Phantastik-Couch Rezension vonJul 2006

Die Computer-Rebellen des 19. Jahrhunderts

William Gibson hat sich einen Ruf als Moralist der SF erworben, hier bestätigt er ihn. Zusammen mit Bruce Sterling vernichtet er den Mythos von einer heilsbringenden Herrschaft der Computer, ja die Vorstellung von einer Future History der Menschheit überhaupt. Daher sollte dieses Werk keinesfalls unterschätzt werden.

Sterling ist der eigentliche Wortführer ("Vincent Omniaveritas") des Cyberpunk und neben William Gibson und Walter Jon Williams der wichtigste Autor dieser postmodernen Richtung der Science Fiction. Seine Anthologie "Mirrorshades" (dt. als "Spiegelschatten", bei Heyne als Nr. 06/4544 erschienen) setzte seinerzeit Maßstäbe. Sie gilt als die beste und wichtigsten Anthologie der achtziger Jahre.

Dieser Roman ist dem sogenannten "Steampunk" zuzurechnen: Elektronik, Magie, Zeitreise, d.h. alle möglichen SF-Themen finden im 19. Jahrhundert statt in der Zukunft oder Gegenwart ihre Anwendung. Und im 19. Jahrhundert dient den Autoren das London von Charles Dickens als Schauplatz der Handlung.

Der Computer strebt die Weltherrschaft an

London im Smog, Mitte des 19. Jahrhunderts, in einer Parallelwelt. Das Computerzeitalter ist angebrochen, seit es dem berühmten Erfinder Charles Babbage 1821 gelungen ist, seine auf dem Lochkartensystem basierende "Differenz-Maschine" zu vervollkommnen. Dampfbetriebene Computer treiben die Industrielle Revolution voran, Großbritannien und Frankreich haben Europa untereinander aufgeteilt, ebenso den kolonisierbaren Rest der Welt. Eine goldenes Zeitalter?

Leider nein, denn die menschliche Natur ist die gleiche geblieben: Neid, Haß und Verrat gedeihen wie eh und je und verstricken die unterschiedlichsten Menschen in folgenreiche Ereignisse von Gewalt und Brutalität. An der Spitze der sozialen Pyramide: der skrupellose Wüstling Lord Byron als Premierminister einer technokratischen Regierung.

Da wäre zum Beispiel Sybil Gerard, die Tochter eines berüchtigten Ludditen, d.h. Maschinenstürmers – eine "gefallene Frau" und Edelprostituierte; und da wäre Edward Mallory, Entdecker, Paläontologe und Rekonstrukteur des Land-Leviathan; und da wäre Lady Ada Byron, die Tochter des Premierministers, ein mathematisches Genie und zwanghafte Glücksspielerin; und schließlich Laurence Oliphant, seines Zeichens Leiter der Geheimdienstabteilung des Außenministeriums, ein Diplomat und Drahtzieher.

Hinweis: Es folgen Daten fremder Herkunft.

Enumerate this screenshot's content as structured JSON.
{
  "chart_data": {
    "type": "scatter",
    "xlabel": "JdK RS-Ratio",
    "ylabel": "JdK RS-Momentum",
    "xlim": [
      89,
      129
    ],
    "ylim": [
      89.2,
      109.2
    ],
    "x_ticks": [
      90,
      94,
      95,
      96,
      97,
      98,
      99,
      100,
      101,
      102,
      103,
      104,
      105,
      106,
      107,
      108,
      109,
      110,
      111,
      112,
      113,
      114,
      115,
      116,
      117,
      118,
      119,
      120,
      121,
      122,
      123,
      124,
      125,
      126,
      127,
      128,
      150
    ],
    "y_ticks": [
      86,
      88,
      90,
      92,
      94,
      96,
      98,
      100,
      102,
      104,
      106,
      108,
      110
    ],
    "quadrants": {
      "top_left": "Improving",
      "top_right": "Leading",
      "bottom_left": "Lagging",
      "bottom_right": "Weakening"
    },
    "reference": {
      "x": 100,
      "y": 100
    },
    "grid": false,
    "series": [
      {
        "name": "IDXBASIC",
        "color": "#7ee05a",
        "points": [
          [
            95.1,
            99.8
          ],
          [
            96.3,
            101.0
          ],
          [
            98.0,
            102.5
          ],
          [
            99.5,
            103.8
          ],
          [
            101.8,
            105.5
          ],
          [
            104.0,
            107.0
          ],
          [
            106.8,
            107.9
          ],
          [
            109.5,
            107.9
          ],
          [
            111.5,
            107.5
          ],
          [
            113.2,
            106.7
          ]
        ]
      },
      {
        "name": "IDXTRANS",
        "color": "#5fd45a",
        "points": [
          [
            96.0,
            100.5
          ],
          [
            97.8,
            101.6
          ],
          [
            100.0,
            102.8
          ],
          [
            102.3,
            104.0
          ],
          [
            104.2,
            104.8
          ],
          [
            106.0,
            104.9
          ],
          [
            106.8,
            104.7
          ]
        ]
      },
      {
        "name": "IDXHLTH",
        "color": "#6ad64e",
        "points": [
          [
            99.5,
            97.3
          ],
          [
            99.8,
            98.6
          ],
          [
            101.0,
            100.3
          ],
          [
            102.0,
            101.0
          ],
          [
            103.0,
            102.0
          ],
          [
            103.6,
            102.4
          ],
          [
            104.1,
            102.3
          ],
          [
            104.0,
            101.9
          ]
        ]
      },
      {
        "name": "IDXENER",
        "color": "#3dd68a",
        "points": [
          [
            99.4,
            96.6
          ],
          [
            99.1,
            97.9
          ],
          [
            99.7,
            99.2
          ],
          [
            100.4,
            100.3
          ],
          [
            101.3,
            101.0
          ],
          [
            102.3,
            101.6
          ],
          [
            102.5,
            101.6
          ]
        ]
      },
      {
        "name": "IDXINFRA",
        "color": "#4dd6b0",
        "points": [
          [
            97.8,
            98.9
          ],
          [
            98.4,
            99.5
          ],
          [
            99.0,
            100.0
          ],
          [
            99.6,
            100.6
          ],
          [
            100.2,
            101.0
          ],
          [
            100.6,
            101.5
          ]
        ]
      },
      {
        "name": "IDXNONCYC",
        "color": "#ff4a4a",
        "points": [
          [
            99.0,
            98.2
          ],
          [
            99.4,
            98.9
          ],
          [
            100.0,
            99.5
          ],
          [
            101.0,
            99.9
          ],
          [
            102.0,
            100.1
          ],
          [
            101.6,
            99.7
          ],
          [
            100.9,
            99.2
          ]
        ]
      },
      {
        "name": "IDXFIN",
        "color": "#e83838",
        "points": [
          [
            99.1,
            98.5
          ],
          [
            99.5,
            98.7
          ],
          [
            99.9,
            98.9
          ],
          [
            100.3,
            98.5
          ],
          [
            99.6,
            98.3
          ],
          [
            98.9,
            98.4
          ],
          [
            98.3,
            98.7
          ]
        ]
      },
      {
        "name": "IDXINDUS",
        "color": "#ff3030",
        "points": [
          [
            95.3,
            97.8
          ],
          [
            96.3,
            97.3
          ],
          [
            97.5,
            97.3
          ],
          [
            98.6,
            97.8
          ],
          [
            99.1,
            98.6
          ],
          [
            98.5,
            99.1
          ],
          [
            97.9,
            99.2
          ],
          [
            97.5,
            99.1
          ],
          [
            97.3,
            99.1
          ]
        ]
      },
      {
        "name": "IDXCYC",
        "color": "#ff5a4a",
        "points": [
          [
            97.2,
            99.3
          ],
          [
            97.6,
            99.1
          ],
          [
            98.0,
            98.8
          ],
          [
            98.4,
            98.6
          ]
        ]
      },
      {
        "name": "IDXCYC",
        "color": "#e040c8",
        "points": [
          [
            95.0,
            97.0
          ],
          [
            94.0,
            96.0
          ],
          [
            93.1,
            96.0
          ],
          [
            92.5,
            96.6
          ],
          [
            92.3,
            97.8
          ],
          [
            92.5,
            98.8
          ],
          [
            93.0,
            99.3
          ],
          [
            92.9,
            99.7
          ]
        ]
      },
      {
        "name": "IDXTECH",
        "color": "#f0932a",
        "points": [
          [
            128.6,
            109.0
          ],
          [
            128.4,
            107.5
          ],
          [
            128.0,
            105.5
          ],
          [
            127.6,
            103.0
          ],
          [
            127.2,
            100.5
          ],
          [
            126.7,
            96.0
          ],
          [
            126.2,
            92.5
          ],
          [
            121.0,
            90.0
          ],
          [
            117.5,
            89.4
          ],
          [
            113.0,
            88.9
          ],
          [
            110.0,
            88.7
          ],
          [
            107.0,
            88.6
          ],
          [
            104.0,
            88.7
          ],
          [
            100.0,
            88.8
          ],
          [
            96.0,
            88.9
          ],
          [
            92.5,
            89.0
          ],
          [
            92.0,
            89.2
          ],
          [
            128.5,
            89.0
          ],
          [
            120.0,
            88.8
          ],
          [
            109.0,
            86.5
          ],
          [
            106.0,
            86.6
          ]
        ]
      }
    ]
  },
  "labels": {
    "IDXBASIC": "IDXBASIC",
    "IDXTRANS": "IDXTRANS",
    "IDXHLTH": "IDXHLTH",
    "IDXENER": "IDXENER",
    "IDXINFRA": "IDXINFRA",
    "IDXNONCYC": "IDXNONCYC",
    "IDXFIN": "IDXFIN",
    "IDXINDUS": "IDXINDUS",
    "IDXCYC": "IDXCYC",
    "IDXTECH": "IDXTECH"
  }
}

Diese vier und viele weitere sind wider Willen gefangen im Netz einer Verschwörung, das Großbritannien mit dem Frankreich Louis Napoleons und Karl Marx' Kommune von Manhattan miteinander verbindet. Und es kommt noch dicker: Der Computer des Titels scheint auf dem besten Weg, ein Bewußtsein zu erlangen und die Weltherrschaft anzustreben…

Karl Marx in Manhattan

Großbritannien wird dargestellt als ein negatives Utopia, dessen sichtbare Verelendung und Verschmutzung die apokalyptischen Visionen, die Charles Dickens (z.B. aus "Hard Times") von einem industrialisierten Land hatte, widerzuspiegeln scheint. Dieses Land wird beherrscht von Berechnung, Berechenbarkeit, Bemessung und streng "praktischen" Erwägungen. Große Autobahnen für stinkende Automobile durchziehen das erstickende London; gigantische Hochäuser beherbergen die bürokratische Elite der Technokraten, die die MASCHINEN bedienen, das heißt die großen, dampfbetriebenen Lochkartencomputer. Hier wird der Maschinengott elektronisch erleuchtet, seine erwachendes Bewußtsein ist eine Bedrohung der gesamten Welt.

Dies verlangt geradezu nach einer Maschinenstürmerin wie Sybil Gerard. In der Jagd auf sie inszenieren die beiden Autoren ein wildes Autorennen quer durch die versmogte Innenstadt von London, mit einem fulminanten Showdown in den elenden Hafendocks, wo das Verbrechen blüht.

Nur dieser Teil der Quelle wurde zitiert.